A scan of MSN Korea site on the evening of May 27 had not revealed any intrusion, he added. Websense then quickly updated protective software to keep its own corporate customers safe. However, they were unable to reach Microsoft's officials due to the Memorial Day holiday weekend. Microsoft only came to know about this break-in by midday on Tuesday.

Within hours, the company had cleaned the Web site, www.msn.co.kr, and erased the software code that had been placed in its news page.

Microsoft spokesman, Adam Sohn, said, "Our preliminary opinion here was, this was the result of an unpatched operating system. When stuff is in our data center, it's easier to control.
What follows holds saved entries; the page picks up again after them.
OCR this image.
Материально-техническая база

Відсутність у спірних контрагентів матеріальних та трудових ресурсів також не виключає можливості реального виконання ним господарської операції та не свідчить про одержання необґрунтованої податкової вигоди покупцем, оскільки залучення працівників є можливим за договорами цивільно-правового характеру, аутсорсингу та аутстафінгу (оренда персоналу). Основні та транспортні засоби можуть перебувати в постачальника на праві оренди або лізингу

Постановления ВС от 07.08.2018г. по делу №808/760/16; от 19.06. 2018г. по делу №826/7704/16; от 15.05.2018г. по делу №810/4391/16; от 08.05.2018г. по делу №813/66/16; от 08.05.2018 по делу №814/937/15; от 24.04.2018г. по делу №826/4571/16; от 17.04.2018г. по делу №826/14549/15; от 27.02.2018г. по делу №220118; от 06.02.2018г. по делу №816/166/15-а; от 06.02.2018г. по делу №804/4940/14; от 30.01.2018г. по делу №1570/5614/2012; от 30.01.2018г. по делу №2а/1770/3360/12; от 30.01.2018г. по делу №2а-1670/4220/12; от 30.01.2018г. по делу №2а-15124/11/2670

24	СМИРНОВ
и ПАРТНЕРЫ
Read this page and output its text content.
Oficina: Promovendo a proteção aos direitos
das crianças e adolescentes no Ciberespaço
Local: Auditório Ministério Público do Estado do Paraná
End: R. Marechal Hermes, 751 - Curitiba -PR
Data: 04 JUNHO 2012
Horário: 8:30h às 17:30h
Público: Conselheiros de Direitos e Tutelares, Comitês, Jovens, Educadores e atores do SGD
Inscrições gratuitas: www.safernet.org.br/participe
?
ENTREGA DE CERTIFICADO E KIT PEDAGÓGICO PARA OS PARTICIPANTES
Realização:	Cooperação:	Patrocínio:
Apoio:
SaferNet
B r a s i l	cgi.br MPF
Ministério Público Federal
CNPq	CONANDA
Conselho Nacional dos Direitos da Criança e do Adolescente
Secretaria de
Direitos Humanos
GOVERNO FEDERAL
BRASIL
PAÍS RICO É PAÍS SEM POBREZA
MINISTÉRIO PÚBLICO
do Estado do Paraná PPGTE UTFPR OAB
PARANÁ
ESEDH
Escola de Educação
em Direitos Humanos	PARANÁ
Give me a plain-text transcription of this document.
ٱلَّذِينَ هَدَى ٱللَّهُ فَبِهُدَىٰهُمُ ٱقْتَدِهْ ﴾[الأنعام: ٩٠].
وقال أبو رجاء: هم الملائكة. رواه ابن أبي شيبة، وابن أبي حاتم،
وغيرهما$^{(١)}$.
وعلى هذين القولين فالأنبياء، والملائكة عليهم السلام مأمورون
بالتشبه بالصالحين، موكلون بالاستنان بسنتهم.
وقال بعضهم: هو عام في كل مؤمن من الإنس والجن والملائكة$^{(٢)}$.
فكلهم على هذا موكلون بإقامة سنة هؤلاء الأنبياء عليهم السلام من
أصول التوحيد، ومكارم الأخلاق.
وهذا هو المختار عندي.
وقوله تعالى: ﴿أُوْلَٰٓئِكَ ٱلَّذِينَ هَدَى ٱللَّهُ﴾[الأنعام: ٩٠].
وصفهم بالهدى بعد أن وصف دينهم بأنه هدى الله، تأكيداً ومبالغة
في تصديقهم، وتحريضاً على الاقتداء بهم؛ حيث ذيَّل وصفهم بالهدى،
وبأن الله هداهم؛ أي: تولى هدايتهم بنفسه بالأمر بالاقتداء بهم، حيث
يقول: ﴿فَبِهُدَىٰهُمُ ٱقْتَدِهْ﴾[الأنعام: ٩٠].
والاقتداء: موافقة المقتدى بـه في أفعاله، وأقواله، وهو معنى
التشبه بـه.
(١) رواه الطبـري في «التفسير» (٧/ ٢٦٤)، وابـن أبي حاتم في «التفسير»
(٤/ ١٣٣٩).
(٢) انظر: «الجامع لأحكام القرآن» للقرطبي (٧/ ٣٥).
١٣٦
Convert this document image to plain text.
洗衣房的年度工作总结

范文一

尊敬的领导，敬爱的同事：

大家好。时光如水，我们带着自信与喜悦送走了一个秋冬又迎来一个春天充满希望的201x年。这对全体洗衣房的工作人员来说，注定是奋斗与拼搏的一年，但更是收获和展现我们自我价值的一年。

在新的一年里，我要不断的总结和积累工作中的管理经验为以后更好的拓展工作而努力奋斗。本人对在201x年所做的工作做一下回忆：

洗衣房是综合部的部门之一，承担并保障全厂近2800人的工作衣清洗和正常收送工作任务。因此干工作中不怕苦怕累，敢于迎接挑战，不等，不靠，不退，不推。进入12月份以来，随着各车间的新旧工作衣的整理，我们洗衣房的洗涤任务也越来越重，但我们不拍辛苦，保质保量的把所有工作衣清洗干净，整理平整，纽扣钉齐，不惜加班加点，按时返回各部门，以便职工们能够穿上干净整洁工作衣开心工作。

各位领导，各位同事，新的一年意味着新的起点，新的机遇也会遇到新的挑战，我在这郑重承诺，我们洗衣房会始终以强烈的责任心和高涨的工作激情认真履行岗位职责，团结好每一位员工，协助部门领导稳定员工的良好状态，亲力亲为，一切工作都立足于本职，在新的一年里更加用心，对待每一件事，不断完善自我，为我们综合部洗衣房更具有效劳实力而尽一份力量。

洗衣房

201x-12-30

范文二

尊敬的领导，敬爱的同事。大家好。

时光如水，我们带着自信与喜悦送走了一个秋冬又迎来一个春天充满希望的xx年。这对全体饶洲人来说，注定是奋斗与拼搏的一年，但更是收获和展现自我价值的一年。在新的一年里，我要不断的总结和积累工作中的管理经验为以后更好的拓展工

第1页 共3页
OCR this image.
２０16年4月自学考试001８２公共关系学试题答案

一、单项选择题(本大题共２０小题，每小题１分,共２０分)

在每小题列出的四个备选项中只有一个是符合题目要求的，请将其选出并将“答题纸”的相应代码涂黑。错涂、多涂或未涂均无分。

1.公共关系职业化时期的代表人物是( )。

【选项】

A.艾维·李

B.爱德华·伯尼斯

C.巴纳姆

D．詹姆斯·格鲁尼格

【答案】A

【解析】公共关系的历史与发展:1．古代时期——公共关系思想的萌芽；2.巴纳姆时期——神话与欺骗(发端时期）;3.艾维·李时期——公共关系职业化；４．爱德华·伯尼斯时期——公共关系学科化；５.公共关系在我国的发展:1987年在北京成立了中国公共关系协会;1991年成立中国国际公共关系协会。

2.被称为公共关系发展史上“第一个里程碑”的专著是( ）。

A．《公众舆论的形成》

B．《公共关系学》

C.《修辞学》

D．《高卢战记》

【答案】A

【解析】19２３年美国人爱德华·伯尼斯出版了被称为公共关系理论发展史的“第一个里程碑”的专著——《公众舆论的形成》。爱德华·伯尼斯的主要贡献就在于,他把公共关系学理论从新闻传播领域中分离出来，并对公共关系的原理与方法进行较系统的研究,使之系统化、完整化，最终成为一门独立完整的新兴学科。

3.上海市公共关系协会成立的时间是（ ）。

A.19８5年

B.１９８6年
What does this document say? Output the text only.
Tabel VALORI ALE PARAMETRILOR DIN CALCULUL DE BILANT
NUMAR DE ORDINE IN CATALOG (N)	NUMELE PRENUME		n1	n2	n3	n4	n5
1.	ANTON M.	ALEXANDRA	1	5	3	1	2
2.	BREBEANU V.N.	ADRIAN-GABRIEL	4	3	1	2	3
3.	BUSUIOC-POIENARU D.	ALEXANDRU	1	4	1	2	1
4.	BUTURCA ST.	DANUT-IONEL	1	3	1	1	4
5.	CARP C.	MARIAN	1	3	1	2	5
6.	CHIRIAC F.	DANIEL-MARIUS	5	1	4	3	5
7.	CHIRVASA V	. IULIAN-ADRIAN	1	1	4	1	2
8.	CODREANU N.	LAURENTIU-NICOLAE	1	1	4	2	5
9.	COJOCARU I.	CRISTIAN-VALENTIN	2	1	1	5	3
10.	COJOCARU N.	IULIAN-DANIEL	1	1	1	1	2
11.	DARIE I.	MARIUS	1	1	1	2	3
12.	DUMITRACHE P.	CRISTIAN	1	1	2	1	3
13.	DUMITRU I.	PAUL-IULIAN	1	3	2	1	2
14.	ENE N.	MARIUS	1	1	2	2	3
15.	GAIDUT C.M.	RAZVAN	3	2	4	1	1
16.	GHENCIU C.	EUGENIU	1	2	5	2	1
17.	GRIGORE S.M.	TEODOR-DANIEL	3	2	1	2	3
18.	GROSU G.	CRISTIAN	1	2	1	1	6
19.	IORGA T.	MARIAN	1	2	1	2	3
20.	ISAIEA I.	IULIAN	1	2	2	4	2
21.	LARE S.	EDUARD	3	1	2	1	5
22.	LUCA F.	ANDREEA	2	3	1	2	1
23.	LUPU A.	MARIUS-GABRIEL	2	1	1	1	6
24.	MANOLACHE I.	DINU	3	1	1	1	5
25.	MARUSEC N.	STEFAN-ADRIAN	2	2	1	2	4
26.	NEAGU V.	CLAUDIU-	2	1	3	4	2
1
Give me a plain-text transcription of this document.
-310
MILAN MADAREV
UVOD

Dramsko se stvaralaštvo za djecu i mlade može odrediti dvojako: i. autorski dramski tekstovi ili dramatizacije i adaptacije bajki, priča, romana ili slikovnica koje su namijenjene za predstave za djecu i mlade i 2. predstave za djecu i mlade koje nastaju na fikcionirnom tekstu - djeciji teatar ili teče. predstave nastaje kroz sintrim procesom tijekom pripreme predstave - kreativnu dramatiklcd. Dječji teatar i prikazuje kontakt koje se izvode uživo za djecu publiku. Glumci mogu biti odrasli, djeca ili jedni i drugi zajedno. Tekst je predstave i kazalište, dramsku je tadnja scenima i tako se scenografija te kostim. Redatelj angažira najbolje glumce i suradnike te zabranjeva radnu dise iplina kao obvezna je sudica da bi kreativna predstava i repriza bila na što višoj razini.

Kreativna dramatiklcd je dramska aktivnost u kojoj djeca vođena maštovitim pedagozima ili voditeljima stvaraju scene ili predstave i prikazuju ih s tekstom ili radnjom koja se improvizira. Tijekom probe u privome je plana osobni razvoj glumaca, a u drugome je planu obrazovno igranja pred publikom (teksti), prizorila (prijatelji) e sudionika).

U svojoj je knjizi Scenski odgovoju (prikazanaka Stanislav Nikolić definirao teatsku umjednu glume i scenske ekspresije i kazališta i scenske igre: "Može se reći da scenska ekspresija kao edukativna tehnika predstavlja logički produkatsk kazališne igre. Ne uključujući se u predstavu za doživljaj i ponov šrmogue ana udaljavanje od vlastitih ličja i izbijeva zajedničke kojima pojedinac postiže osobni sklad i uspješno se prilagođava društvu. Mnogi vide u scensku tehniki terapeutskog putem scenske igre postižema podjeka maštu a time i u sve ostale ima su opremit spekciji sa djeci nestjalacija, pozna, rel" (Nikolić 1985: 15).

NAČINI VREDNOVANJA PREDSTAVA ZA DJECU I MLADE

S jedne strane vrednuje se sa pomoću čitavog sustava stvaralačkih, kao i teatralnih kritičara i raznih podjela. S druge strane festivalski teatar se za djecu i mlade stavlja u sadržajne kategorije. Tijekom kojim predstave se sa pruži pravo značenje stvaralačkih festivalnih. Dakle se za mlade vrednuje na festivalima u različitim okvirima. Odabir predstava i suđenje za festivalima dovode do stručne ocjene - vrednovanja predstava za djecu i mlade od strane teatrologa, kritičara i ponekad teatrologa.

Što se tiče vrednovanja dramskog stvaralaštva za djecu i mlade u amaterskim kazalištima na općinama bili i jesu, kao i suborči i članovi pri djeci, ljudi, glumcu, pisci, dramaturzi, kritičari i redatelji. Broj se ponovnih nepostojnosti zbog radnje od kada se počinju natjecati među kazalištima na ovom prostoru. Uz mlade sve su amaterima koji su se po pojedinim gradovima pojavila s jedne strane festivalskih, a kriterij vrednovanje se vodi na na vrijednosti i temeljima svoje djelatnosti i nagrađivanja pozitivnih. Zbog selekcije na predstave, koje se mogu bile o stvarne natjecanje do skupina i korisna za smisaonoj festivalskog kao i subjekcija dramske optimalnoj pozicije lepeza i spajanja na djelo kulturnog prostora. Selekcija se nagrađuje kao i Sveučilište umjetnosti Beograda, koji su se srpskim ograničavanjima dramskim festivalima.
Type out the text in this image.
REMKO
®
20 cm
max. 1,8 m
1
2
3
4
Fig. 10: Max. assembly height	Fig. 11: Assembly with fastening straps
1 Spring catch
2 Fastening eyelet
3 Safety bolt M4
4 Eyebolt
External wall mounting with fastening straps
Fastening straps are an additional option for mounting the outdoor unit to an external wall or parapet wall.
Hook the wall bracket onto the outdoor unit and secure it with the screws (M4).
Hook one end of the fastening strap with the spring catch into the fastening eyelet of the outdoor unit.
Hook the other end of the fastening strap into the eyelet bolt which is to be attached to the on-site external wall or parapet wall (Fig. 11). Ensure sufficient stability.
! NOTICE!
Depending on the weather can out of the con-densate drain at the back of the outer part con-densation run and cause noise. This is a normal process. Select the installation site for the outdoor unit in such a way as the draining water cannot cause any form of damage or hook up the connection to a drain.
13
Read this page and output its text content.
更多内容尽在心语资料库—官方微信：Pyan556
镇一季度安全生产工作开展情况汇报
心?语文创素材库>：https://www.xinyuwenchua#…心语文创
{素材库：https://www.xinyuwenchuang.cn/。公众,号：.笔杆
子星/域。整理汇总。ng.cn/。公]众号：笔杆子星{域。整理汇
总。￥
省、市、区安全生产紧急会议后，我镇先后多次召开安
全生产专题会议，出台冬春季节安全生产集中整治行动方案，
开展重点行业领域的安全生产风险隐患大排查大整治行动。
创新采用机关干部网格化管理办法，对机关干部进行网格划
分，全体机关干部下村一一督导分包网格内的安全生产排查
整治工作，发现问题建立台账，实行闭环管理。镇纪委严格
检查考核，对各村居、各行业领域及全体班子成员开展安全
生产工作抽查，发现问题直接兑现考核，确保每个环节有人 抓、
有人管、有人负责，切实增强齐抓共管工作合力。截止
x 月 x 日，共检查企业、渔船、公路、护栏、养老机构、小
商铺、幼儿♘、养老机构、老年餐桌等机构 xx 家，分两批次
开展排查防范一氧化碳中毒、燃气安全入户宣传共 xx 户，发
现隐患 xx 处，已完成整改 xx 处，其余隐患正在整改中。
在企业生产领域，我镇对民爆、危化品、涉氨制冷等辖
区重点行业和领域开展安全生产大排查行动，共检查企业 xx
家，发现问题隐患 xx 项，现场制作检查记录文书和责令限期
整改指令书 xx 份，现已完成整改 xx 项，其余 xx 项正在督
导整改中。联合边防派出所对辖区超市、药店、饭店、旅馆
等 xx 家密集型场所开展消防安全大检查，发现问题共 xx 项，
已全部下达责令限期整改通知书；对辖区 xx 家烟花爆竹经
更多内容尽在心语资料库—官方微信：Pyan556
We're pretty maniacal about getting servers patched and keeping our customers safe and protected." He added that the Korean site was run by another company, which failed to apply necessary software patches to render the site safe. MSN Korea said that the attack affected only its news page on the site. MSN Korea employee Kim Ye-na, said that the hackers had planted an adware program called "Malware" that causes pop-up advertisements to appear in the user's computer.

The hackers targeted the Lineage game and stole passwords to game accounts, a fact that somewhat lessened the significance of the break-in. Hackers could not penetrate passwords to banking accounts. Mike Crouch, a spokesman for the U.S. subsidiary of South Korea-based NCSoft Corp, said that the Lineage game is among the most popular ones in Asia and has over 4 million subscribers, who pay about $15 each month. He added that as far as he was aware there was no increase in complaints by subscribers about stolen passwords tied to the Microsoft break-in. Meanwhile, Adam Sohn said the company was confident its English-language Web sites were not vulnerable to attacks of a similar nature.

Consequent to this news, Microsoft shares took a hit and fell 36 cents to $25.43 on the Nasdaq Stock Market.